Além disso, o imigrante tinha planos de viajar no final de ano, mas, sem a documentação, terá que cancelar as passagens: “Quando falamos com o SEF, cada um fala uma coisa, mas nada concreto e nos mandam esperar, mas não sabemos até quando”, ressalta Ítalo.

Um decreto do governo considera que todos os documentos vencidos são válidos até o dia 31 de dezembro. No entanto, a lei vale apenas para dentro do território nacional e, além disso, algumas empresas não aceitam o documento vencido, segundo os relatos dos entrevistados.

Duas das brasileiras contataram o Centro Nacional de Apoio a Integração de Imigrantes (CNAIM) em busca de ajuda.

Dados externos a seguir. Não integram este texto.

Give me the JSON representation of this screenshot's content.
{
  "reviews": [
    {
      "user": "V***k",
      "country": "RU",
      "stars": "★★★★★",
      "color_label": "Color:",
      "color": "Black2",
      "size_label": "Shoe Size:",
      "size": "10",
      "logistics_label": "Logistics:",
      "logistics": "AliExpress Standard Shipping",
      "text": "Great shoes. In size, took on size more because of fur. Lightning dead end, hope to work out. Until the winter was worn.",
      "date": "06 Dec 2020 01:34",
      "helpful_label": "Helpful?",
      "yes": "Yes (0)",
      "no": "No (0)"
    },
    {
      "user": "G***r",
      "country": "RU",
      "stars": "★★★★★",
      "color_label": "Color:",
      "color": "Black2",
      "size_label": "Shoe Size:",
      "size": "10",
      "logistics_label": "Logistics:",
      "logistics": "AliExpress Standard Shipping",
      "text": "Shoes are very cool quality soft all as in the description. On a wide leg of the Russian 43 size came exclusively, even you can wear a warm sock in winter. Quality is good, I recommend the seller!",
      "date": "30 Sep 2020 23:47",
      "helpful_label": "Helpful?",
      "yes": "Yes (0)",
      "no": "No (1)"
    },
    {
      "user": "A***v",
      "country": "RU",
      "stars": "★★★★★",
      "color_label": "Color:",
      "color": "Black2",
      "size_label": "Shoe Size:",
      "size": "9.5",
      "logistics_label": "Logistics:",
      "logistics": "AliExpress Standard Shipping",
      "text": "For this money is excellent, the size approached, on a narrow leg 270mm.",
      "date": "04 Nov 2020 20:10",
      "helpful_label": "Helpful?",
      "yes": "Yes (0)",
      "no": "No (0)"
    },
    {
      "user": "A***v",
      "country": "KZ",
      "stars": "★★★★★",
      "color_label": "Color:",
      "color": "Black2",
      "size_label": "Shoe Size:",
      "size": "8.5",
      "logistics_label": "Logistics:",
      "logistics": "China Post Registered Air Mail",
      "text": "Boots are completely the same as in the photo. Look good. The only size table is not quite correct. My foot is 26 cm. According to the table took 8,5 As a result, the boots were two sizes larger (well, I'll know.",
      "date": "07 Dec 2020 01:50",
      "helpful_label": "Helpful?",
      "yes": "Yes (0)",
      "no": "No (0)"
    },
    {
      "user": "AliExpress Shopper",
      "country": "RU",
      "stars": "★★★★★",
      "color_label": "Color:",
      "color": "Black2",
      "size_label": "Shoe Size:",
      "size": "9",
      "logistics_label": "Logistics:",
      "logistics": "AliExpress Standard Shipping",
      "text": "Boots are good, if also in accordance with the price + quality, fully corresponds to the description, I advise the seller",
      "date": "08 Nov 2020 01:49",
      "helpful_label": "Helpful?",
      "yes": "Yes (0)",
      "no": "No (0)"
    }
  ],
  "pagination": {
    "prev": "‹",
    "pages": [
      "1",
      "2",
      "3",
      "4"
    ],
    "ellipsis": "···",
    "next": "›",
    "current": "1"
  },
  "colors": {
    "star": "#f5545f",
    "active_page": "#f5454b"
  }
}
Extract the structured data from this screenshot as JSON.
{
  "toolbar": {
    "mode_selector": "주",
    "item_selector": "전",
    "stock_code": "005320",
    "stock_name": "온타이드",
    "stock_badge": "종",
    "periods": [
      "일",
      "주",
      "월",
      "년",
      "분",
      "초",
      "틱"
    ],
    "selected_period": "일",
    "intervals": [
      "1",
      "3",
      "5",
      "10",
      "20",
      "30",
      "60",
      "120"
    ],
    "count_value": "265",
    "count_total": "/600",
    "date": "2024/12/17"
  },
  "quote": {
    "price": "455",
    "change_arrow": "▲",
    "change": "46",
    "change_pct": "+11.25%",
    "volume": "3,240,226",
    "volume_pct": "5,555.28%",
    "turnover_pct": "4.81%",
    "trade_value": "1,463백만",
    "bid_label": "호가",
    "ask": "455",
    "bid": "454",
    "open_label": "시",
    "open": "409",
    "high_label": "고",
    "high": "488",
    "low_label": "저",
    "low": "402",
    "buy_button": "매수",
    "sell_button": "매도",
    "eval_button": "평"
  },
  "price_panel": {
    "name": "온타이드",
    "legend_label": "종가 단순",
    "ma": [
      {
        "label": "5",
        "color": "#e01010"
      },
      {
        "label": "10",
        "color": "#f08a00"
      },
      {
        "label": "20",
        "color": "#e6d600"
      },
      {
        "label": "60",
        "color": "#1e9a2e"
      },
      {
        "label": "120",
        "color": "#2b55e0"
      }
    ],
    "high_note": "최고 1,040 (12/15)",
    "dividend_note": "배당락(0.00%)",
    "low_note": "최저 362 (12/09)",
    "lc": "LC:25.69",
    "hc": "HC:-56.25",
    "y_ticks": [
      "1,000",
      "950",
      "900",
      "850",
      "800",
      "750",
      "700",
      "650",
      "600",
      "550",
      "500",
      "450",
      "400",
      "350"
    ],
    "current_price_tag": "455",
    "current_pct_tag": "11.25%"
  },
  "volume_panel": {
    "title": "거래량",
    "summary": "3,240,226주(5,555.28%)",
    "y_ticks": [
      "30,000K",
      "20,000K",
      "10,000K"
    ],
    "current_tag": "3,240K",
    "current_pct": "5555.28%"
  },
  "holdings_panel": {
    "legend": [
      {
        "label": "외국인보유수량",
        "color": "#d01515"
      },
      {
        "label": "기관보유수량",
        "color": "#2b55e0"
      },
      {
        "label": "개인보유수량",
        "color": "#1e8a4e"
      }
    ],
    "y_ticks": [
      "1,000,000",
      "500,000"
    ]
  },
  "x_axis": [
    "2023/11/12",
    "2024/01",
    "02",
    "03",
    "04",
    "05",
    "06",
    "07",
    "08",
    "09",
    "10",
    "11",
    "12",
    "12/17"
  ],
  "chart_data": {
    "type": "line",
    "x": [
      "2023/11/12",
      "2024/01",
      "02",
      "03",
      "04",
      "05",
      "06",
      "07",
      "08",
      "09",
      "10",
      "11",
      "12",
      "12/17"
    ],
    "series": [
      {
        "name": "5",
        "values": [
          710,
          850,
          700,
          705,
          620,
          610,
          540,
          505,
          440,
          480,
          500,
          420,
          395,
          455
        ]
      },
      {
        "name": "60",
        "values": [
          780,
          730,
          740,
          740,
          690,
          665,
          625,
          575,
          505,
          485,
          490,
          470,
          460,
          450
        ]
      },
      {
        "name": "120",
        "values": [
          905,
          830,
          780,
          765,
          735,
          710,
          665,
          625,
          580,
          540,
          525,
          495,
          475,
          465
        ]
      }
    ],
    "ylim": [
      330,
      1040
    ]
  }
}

A orientação foi de agendar um atendimento presencial no local, já marcado para o final de novembro, para analisar o caso.

Prazo máximo para decisão sobre renovação é de 60 dias

Os estudantes também efetuaram denúncias na Provedoria de Justiça, uma espécie de Defensoria Pública em Portugal. O órgão confirmou ao Agora Europa que recebeu 16 denúncias de estudantes estrangeiros sobre o caso. 

Segundo a Provedoria de Justiça, só podem ter tomadas providências após o prazo legal estabelecido pelo SEF para envio do documento, que é de 60 dias úteis: “Se esse prazo se mostra claramente superado e não é evidente razão para maior demora, as causas desta são objeto de esclarecimento junto do SEF”, esclarece o órgão.

Ao contrário do entendimento da Procuradoria de Justiça, no entanto, a legislação que regula o tema define que o prazo máximo para decisão do SEF deve ser de 60 dias: “O pedido de renovação de autorização de residência deve ser decidido no prazo de 60 dias”, diz o artigo 82 da lei.

“Quando são úteis, a lei diz que são úteis. Mas pode considerar que são 60 dias corridos”, confirma o brasileiro especialista em imigração e advogado em Portugal, Gustavo Carneiro. O prazo máximo estabelecido pela legislação já foi ultrapassado em todos os casos citados nesta reportagem, que deram entrada no pedido durante o mês de agosto, em datas como dia 17, 19 e 24.

A legislação que regula os prazos para emissão de uma decisão sobre o pedido de renovação da AR também afirma que, mediante a omissão do SEF sobre a solicitação, “o pedido entende-se como deferido”. Isso significa que a emissão do título de residência deve ser imediata após o vencimento do prazo legal de 60 dias.

Sem respostas do SEF sobre os atrasos

Contatado pelo Agora Europa, o Serviço de Estrangeiros e Fronteiras (SEF) não retornou ao pedido de informações sobre o caso. A situação dos estudantes não é a única relacionada com a renovação dos documentos de imigrantes em Portugal. Neste ano, o governo atrasou duas vezes a abertura das renovações automáticas da documentação, prejudicando estrangeiros que precisavam estar com o documento válido.

Em entrevista ao Agora Europa no mês passado, o ministro da Administração Interna, José Luís Carneiro, atribuiu os atrasos a “questões técnicas” e falta de profissionais suficientes no SEF para atender toda a demanda de trabalho. Atualmente, o centro de contato telefônico do órgão possui cerca de 50 atendentes, enquanto o quadro total de funcionários que atendem os imigrantes nos postos é de “600 a 700” profissionais, de acordo com o ministro.

Questionado sobre como resolver a situação, Carneiro respondeu que a solução era a mudança do SEF para uma agência de imigração e a separação dos serviços. Segundo o titular da pasta, as renovações das Autorizações de Residências serão realizadas por cartórios, os mesmos responsáveis por renovar os documentos de cidadãos portugueses. A previsão é que o processo de transição inicie no início de 2023, mas sem uma data concreta.